CNN: The review will look at “hacking by the Russians aimed at influencing US elections going back to 2008” (CNN notes that the IC “never said there was strong evidence that [hacks of voter registration systems were] tied to the Russian government”)
President Barack Obama has ordered a full review into hacking by the Russians aimed at influencing US elections going back to 2008, the White House said Friday.
“The President has directed the Intelligence Community to conduct a full review of what happened during the 2016 election process. It is to capture lessons learned from that and to report to a range of stakeholders,” White House Homeland Security and Counterterrorism Adviser Lisa Monaco said at a Christian Science Monitor breakfast with reporters Friday. “This is consistent with the work that we did over the summer to engage Congress on the threats that we were seeing.”

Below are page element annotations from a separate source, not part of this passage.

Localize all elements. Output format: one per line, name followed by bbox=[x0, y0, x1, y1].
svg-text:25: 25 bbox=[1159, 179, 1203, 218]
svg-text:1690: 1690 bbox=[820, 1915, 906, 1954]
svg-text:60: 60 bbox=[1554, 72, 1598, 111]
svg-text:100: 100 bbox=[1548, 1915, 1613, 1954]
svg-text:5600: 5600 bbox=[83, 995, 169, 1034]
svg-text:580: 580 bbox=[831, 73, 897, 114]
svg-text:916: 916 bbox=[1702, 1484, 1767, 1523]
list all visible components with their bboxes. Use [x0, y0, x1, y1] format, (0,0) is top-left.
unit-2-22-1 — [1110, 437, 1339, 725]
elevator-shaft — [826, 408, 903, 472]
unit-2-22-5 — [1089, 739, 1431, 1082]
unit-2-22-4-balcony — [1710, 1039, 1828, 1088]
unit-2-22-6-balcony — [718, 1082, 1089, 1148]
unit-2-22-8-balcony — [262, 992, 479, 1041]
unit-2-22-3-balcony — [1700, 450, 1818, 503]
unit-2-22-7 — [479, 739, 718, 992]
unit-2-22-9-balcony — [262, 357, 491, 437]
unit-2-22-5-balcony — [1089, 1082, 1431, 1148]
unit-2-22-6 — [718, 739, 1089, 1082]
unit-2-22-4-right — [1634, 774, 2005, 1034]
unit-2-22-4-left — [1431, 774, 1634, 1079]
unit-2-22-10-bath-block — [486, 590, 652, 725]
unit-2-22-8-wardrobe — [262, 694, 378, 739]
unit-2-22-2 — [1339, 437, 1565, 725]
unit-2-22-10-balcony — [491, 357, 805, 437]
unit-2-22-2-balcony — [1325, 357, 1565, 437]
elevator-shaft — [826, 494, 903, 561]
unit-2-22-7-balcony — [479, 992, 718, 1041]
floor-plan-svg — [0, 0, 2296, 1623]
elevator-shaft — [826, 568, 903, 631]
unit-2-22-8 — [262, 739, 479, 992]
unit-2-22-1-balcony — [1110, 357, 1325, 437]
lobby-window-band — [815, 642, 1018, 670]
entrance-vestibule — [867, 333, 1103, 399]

White House spokesman Eric Schultz added later that the review would encompass malicious cyber activity related to US elections going back to 2008. [my emphasis]
Wikileaks (relying on the CNN story): The review will look at Wikileaks
CNN: Obama orders report into WikiLeaks timed for release just prior to Trump presidency
NYT: The review will look at all Russian efforts to influence the 2016 election, including publishing email contents and probing the “vote-counting system” (presumably a reference to voter lists that have nothing to do with vote counting)
President Obama has ordered American intelligence agencies to produce a full report on Russian efforts to influence the 2016 presidential election, his homeland security adviser said on Friday. He also directed them to develop a list of “lessons learned” from the broad campaign the United States has accused Russia of carrying out to steal emails, publish their contents and probe the vote-counting system.